—Mal asunto, vuestra sirvienta casi me mata.
Sonó como un reproche, y en el hombre despertó un sentimiento de culpa. Avanzó unos pasos y se detuvo frente a Esen, observando su rostro.
—Le ruego me disculpe. No esperaba algo así. A partir de hoy la protegeremos con mayor cuidado. La sirvienta ha sido capturada y llevada a la sala de interrogatorios; allí confesará todo. No se preocupe, le garantizo su seguridad.
Ayshel no soportó la sensación del rastro frío que las gotas dejaban sobre su piel y apartó hacia atrás el cabello mojado, dejando al descubierto sus clavículas. El gesto no pasó desapercibido para Reinar, que enseguida se volvió hacia ella.
—¿Y dónde estabas tú en ese momento? ¿Cómo pudo quedarse la princesa a solas con la sirvienta?
—Estaba bañándome, Su Majestad. Rosy me estaba ayudando.
—Hmm... No sabía que también tenía que mantener una sirvienta para ti —comentó el hombre con una sonrisa burlona.
La princesa se sintió herida y volvió a convencerse de que su decisión era la correcta. ¿Qué clase de hombre tan insensible era aquel, incapaz de asignarle siquiera una sirvienta a la dama de compañía de su prometida? No podía imaginarse haciendo todo sola, así que replicó con tono firme:
—No será necesario. Permítame partir mañana.
Ayshel vio cómo, tras sus palabras, los pómulos del rey se tensaron de rabia. Cerró los puños y se dirigió hacia la salida.

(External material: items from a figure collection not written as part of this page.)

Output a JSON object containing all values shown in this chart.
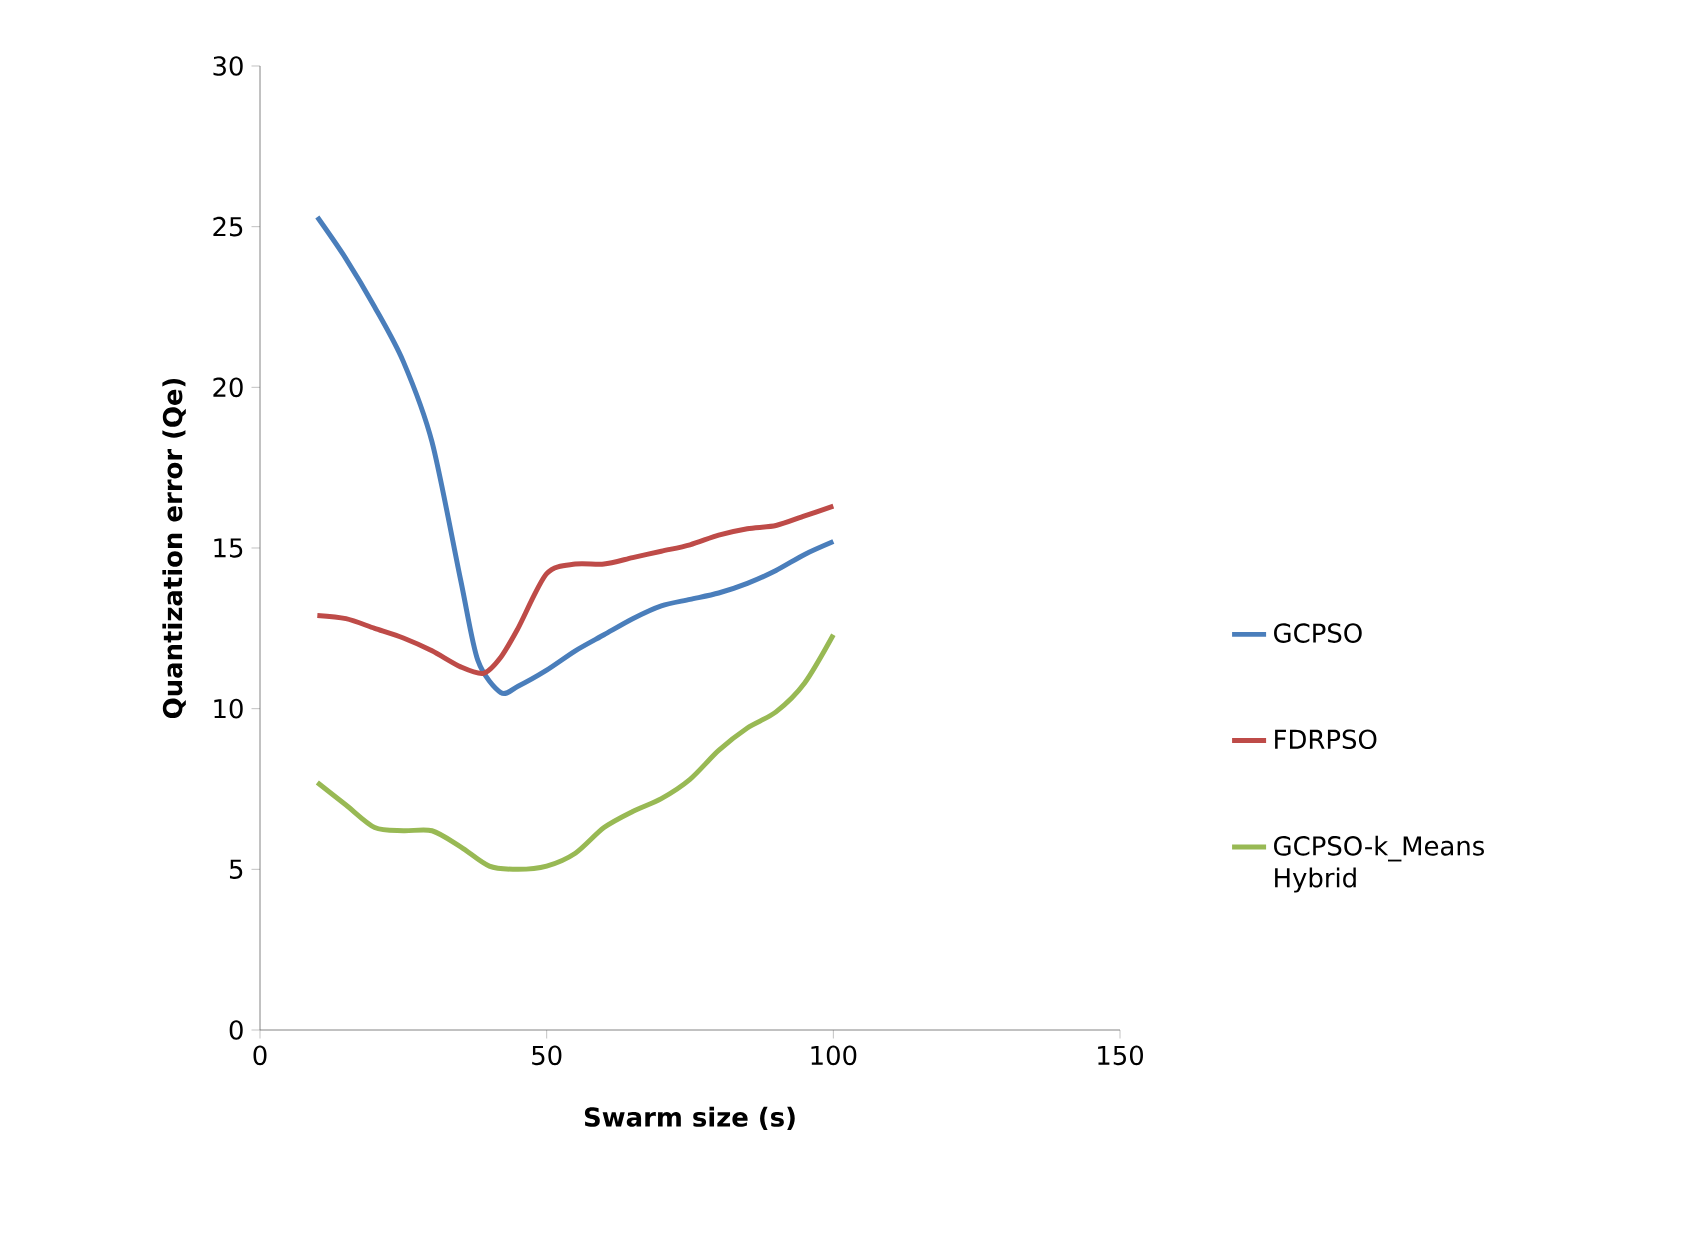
{
  "chart_data": {
    "type": "line",
    "xlabel": "Swarm size (s)",
    "ylabel": "Quantization error (Qe)",
    "xlim": [
      0,
      150
    ],
    "ylim": [
      0,
      30
    ],
    "xticks": [
      0,
      50,
      100,
      150
    ],
    "yticks": [
      0,
      5,
      10,
      15,
      20,
      25,
      30
    ],
    "grid": false,
    "legend": "right",
    "marker": "none",
    "line_style": "solid",
    "series": [
      {
        "name": "GCPSO",
        "color": "#4a7ebb",
        "x": [
          10,
          15,
          20,
          25,
          30,
          35,
          38,
          42,
          45,
          50,
          55,
          60,
          65,
          70,
          75,
          80,
          85,
          90,
          95,
          100
        ],
        "values": [
          25.3,
          24,
          22.5,
          20.8,
          18.3,
          14,
          11.5,
          10.5,
          10.7,
          11.2,
          11.8,
          12.3,
          12.8,
          13.2,
          13.4,
          13.6,
          13.9,
          14.3,
          14.8,
          15.2
        ]
      },
      {
        "name": "FDRPSO",
        "color": "#be4b48",
        "x": [
          10,
          15,
          20,
          25,
          30,
          35,
          39,
          42,
          45,
          50,
          55,
          60,
          65,
          70,
          75,
          80,
          85,
          90,
          95,
          100
        ],
        "values": [
          12.9,
          12.8,
          12.5,
          12.2,
          11.8,
          11.3,
          11.1,
          11.6,
          12.5,
          14.2,
          14.5,
          14.5,
          14.7,
          14.9,
          15.1,
          15.4,
          15.6,
          15.7,
          16,
          16.3
        ]
      },
      {
        "name": "GCPSO-k_Means Hybrid",
        "color": "#98b954",
        "x": [
          10,
          15,
          20,
          25,
          30,
          35,
          40,
          45,
          50,
          55,
          60,
          65,
          70,
          75,
          80,
          85,
          90,
          95,
          100
        ],
        "values": [
          7.7,
          7,
          6.3,
          6.2,
          6.2,
          5.7,
          5.1,
          5.0,
          5.1,
          5.5,
          6.3,
          6.8,
          7.2,
          7.8,
          8.7,
          9.4,
          9.9,
          10.8,
          12.3
        ]
      }
    ]
  }
}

—Imposible. A partir de ahora no te separarás de la princesa ni un solo paso, y la protegerás en caso de peligro.
—¿Yo protegerla? ¿Habla en serio? —Las cejas de Ayshel se alzaron sorprendidas. Jamás habría imaginado desempeñar el papel de guardaespaldas. Bajó la cabeza y murmuró, apenas audible, como si temiera que la escucharan:— ¿Y quién me protegerá a mí?
Reinar la oyó. Se detuvo y se volvió, lanzándole una rápida mirada.
—Habrá guardias cerca. Arikan, refuerza la vigilancia y lanza tus conjuros de protección. Princesa, nos veremos en la cena. Le presentaré a la corte.
La cena se preparó como si se tratara de un gran baile. A Esen le pusieron un vestido celeste con una falda voluminosa; el cabello, recogido en un elaborado moño, y joyas resplandecientes. En ese momento, parecía una princesa de verdad. Sin embargo, su andar inseguro y la costumbre de mantener la cabeza baja delataban su secreto.
Ayshel, en cambio, lucía un vestido verde oscuro que realzaba su piel morena y su cabello negro. Las joyas, más discretas que las de Esen, completaban el conjunto. Aunque el armazón bajo la falda le resultaba incómodo, mantenía una postura segura y no mostraba miedo.
Las jóvenes salieron de sus aposentos y, en el pasillo, las esperaba Arikan. Bajo su capa negra, bordada con hilos plateados, se distinguían un chaleco granate y un pañuelo blanco al cuello. Ayshel no estaba acostumbrada a verlo así: sin espada ni los habituales tatuajes a la vista, parecía todo un caballero. Solo la trenza alta y los costados rapados delataban su espíritu rebelde.
El hombre la observaba con tanta atención que parecía no respirar. Ayshel sintió el calor de aquella mirada recorrerle la piel y se sintió incómoda. Para liberarse de la tensión que le revolvía el corazón, se dirigió a él:
—¿Ha venido a escoltar a la princesa?
—Sí, el rey ya la espera en el salón.
El hombre le ofreció el brazo, y Esen lo tomó con delicadeza. Caminaron delante de Ayshel, y al bajar las escaleras, la joven se sorprendió al descubrir que se quedaba mirando la espalda ancha de Arikan.
Aquel hombre se parecía más a un oturiano que a un limeriano: alto, moreno, de ojos negros... Su aspecto lo distinguía claramente de los suyos.
Una voz solemne anunció la llegada de la princesa, y los lacayos abrieron las puertas del amplio salón. Lo que apareció ante los ojos de Ayshel la dejó sin aliento.